You may remember our friends at AMC, the movie theater chain with the CEO without pants, who have bowed all the way in in the stock of memes. Hordes of enthusiastic retail investors may have rescued AMC from crushing debt. Now AMC hopes to tap into them again to create more shares of the company.
This quarter, AMC announced a dividend for shareholders: units of AMC Preferred Equity, which will trade as APEs on the New York Stock Exchange. One of these babies will exist for every share of common stock and can be converted to common stock if the company and investors vote for that to happen.

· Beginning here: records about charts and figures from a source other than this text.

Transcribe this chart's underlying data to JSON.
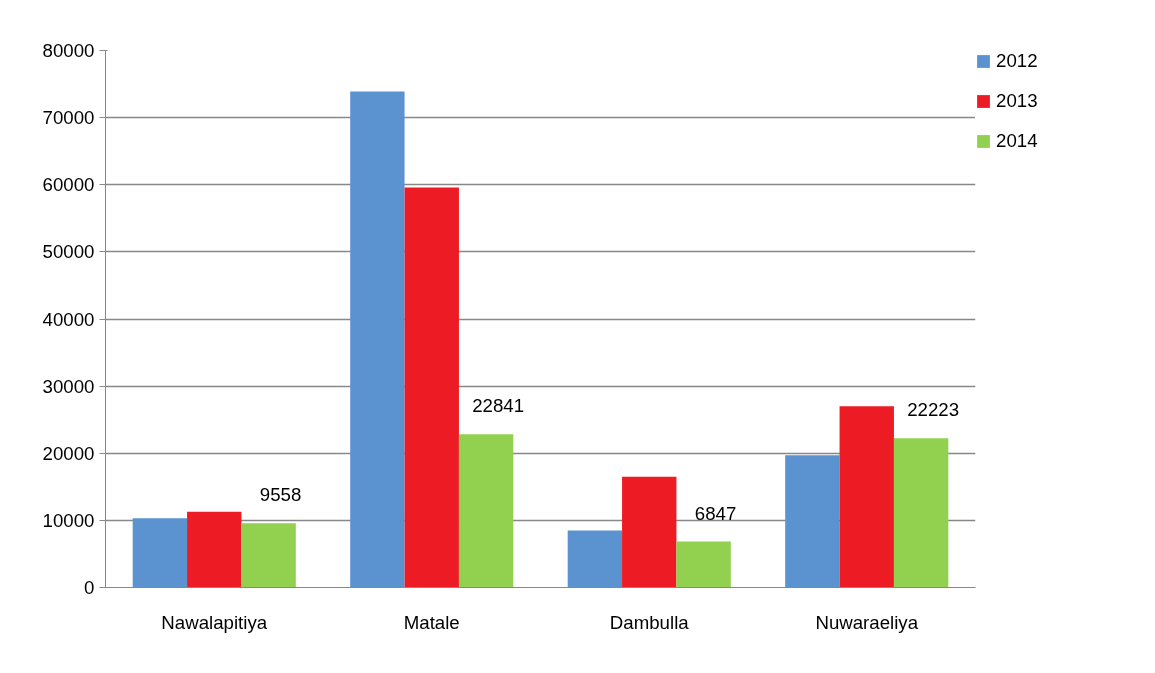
{
  "chart_data": {
    "type": "bar",
    "categories": [
      "Nawalapitiya",
      "Matale",
      "Dambulla",
      "Nuwaraeliya"
    ],
    "series": [
      {
        "name": "2012",
        "color": "#5b93d0",
        "values": [
          10300,
          73900,
          8500,
          19700
        ]
      },
      {
        "name": "2013",
        "color": "#ed1c24",
        "values": [
          11300,
          59600,
          16500,
          27000
        ]
      },
      {
        "name": "2014",
        "color": "#92d050",
        "values": [
          9558,
          22841,
          6847,
          22223
        ],
        "value_labels": [
          "9558",
          "22841",
          "6847",
          "22223"
        ]
      }
    ],
    "ylim": [
      0,
      80000
    ],
    "yticks": [
      0,
      10000,
      20000,
      30000,
      40000,
      50000,
      60000,
      70000,
      80000
    ],
    "grid": "y",
    "legend": "right"
  }
}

However, that “if” is a bit sticky. See, AMC wanted to sell more stock and investors turned it down. Perhaps those investors didn’t want to be further diluted: AMC sold a lot of stock during the pandemic. Perhaps something else was at play. But APE, the solution, is not just a good marketing strategy to keep the attention of the retailer. It’s a final race around investors who voted against more action. After delivering about 500 million shares of APE to investors, AMC can sell 4.5 billion units to the broader market, The Wall Street Journal reports.
The news was released after the market. AMC shares closed at $18.66 today, and after market shares fell nearly 8 percent to $17.16 at 5 p.m. ET, suggesting investors aren’t exactly thrilled about the plan. . Or maybe they just didn’t like the company’s earnings numbers, also released today: AMC’s revenue hasn’t recovered from the pandemic.
Correction 6:44 p.m. ET: Corrects the number of APE shares that will be delivered to current AMC investors. We are sorry for the mistake.